Robinhood lands $320m bumping valuation to $8.6bn
Robinhood, the US stock trading app, has landed $320 million in fresh funding, valuing the start-up at $8.6 billion.
The cash injection pits the fintech’s latest Series F funding round – announced back in May – at $600 million.
The start-up’s valuation has jumped a whole $1 billion since its last pre-money valuation at $7.6 billion.
The first part of Robinhood’s Series F was led by existing investor Sequoia Capital, with participation from Ribbit Capital and Unusual Ventures.
The new $320 million was raised by late stage venture capital firm IVP, and private equity firm TSG Consumer Partners.
Robinhood said in a May blog post that the round will fuel new hiring’s, products and improved operations.
The fintech experienced record new account openings in the first quarter of 2020.
In May, the fintech said three million new accounts had been opened. Half of these new customers, it said, were new investors.
This March, Robinhood made $60 million according to Bloomberg. That’s triple what it made in March 2019.
Death of a user
Robinhood’s rapid rise in both popularity and value has raised questions around the start-up’s values.
Last month, student trader Alexander Kearns killed himself after his account temporarily displayed a $730,165 negative balance.

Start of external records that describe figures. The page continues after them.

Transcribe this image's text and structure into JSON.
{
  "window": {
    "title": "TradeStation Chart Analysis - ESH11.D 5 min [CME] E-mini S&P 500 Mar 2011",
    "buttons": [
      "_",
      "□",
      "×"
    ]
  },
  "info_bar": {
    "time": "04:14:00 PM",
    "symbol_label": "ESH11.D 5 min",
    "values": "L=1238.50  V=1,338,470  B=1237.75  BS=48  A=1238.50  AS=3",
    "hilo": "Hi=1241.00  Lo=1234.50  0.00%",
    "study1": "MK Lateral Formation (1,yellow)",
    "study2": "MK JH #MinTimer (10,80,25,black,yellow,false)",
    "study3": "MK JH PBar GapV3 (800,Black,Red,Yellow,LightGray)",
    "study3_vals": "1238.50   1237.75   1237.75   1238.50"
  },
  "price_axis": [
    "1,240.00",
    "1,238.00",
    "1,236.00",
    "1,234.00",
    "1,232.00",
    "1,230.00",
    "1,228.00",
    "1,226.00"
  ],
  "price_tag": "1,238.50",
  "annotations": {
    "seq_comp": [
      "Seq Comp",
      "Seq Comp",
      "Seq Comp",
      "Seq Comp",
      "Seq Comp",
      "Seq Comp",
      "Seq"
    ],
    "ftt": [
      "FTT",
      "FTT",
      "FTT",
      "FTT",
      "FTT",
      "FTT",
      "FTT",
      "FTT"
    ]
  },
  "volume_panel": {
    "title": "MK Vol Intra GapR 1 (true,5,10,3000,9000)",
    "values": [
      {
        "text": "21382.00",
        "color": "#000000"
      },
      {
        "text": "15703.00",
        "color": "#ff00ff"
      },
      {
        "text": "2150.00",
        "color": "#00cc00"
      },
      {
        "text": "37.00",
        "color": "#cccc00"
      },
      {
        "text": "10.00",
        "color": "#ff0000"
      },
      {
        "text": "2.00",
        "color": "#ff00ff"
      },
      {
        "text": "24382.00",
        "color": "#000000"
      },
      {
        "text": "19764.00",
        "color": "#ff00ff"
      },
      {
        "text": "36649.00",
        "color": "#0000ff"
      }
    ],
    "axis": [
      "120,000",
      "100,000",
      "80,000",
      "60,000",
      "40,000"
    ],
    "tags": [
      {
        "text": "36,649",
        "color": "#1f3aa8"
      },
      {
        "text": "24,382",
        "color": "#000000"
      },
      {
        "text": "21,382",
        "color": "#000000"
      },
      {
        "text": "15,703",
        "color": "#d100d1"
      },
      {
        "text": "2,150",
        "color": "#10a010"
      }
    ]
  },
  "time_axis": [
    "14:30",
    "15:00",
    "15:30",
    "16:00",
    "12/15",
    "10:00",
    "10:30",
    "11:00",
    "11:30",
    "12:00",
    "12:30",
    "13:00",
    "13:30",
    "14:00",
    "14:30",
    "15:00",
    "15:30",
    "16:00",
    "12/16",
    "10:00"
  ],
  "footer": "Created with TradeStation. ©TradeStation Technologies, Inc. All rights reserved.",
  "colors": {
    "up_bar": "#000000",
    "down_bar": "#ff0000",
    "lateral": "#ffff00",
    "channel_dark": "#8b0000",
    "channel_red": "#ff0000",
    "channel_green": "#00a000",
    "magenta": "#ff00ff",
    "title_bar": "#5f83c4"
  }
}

“How was a 20-year-old with no income able to get assigned almost a million dollars-worth of leverage?” Kearns said in a note before he died.
Robinhood has not revealed the details of Kearns’ account. Forbes speculated that the student was trading “a bull put spread” which produced an unexpectedly large stock position in his portfolio.

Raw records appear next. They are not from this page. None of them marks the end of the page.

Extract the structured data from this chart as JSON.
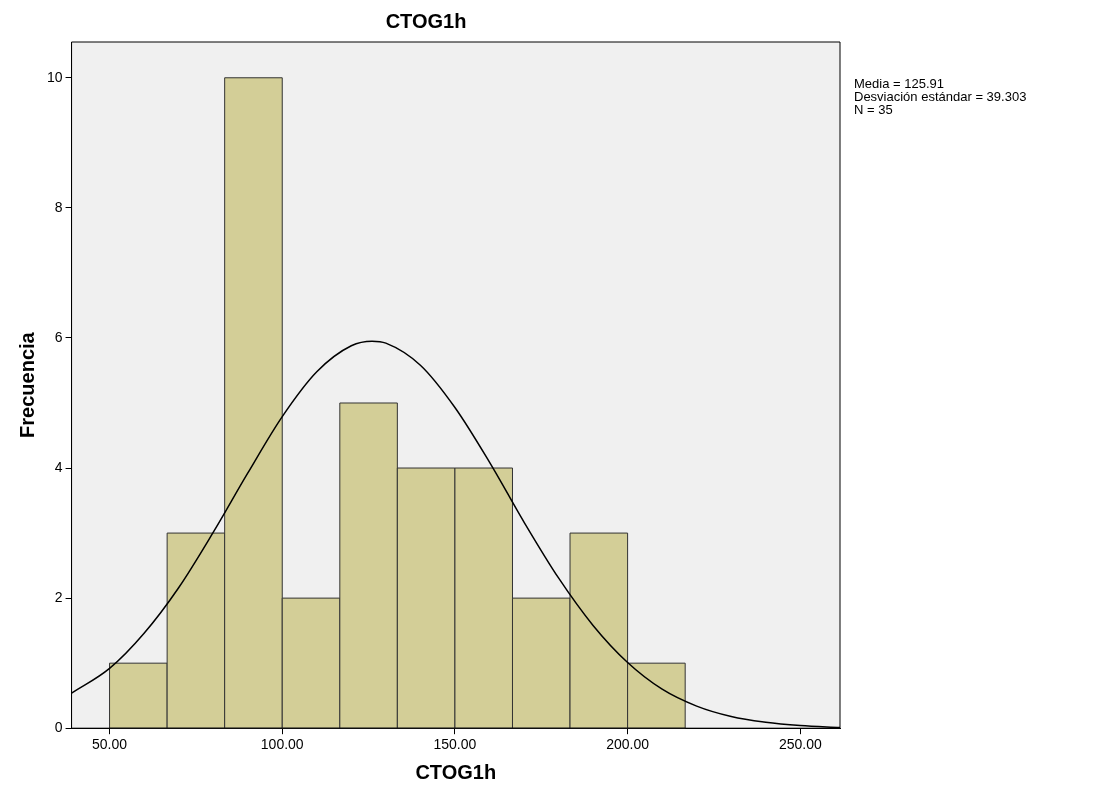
{
  "chart_data": {
    "type": "histogram",
    "title": "CTOG1h",
    "xlabel": "CTOG1h",
    "ylabel": "Frecuencia",
    "bins": [
      50,
      66.67,
      83.33,
      100,
      116.67,
      133.33,
      150,
      166.67,
      183.33,
      200,
      216.67
    ],
    "values": [
      1,
      3,
      10,
      2,
      5,
      4,
      4,
      2,
      3,
      1
    ],
    "color": "#d3ce97",
    "series": [
      {
        "type": "line",
        "color": "#000000",
        "x": [
          39,
          50,
          60,
          70,
          80,
          90,
          100,
          110,
          120,
          126,
          130,
          140,
          150,
          160,
          170,
          180,
          190,
          200,
          210,
          220,
          230,
          240,
          250,
          261.5
        ],
        "values": [
          0.54,
          0.92,
          1.46,
          2.16,
          3.01,
          3.92,
          4.79,
          5.48,
          5.88,
          5.95,
          5.92,
          5.58,
          4.93,
          4.09,
          3.17,
          2.31,
          1.58,
          1.01,
          0.6,
          0.34,
          0.18,
          0.09,
          0.04,
          0.01
        ]
      }
    ],
    "xlim": [
      39,
      261.5
    ],
    "xticks": [
      {
        "value": 50,
        "label": "50.00"
      },
      {
        "value": 100,
        "label": "100.00"
      },
      {
        "value": 150,
        "label": "150.00"
      },
      {
        "value": 200,
        "label": "200.00"
      },
      {
        "value": 250,
        "label": "250.00"
      }
    ],
    "ylim": [
      0,
      10.55
    ],
    "yticks": [
      0,
      2,
      4,
      6,
      8,
      10
    ],
    "annotations": [
      "Media = 125.91",
      "Desviación estándar = 39.303",
      "N = 35"
    ]
  }
}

The fintech has since made major changes to its platform, especially around options trading. It has also made a $250,000 donation to the American Foundation for Suicide Prevention.

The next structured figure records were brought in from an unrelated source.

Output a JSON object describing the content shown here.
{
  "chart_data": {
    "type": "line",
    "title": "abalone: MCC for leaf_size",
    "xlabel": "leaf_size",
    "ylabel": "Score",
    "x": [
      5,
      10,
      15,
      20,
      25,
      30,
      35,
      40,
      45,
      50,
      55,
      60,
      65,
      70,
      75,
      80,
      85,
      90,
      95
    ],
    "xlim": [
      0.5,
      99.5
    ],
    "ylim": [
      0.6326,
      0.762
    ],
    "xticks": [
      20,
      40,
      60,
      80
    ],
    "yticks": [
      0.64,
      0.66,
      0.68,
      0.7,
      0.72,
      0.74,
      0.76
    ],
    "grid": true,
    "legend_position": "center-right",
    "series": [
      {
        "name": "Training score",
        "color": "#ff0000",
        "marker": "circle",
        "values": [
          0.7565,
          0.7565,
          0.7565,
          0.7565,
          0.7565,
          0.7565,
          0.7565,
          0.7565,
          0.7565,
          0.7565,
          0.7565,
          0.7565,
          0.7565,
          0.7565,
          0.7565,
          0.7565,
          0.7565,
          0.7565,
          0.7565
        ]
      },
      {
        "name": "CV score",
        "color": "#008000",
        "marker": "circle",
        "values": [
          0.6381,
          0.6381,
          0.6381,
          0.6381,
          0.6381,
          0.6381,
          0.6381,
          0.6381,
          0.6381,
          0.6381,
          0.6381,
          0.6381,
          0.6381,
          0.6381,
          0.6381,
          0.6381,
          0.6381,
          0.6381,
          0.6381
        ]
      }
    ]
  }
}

In March, the fintech came under fire after it locked millions of traders out of their accounts on three separate occasions.
Robinhood is facing three lawsuits due to the downtime, one of which is a class action case based out of Florida.
“If we find out they knew [about capacity limits] and didn’t do anything, then we will pursue punitive damages,” Florida-based attorney Mike Taaffe told FinTech Futures in March.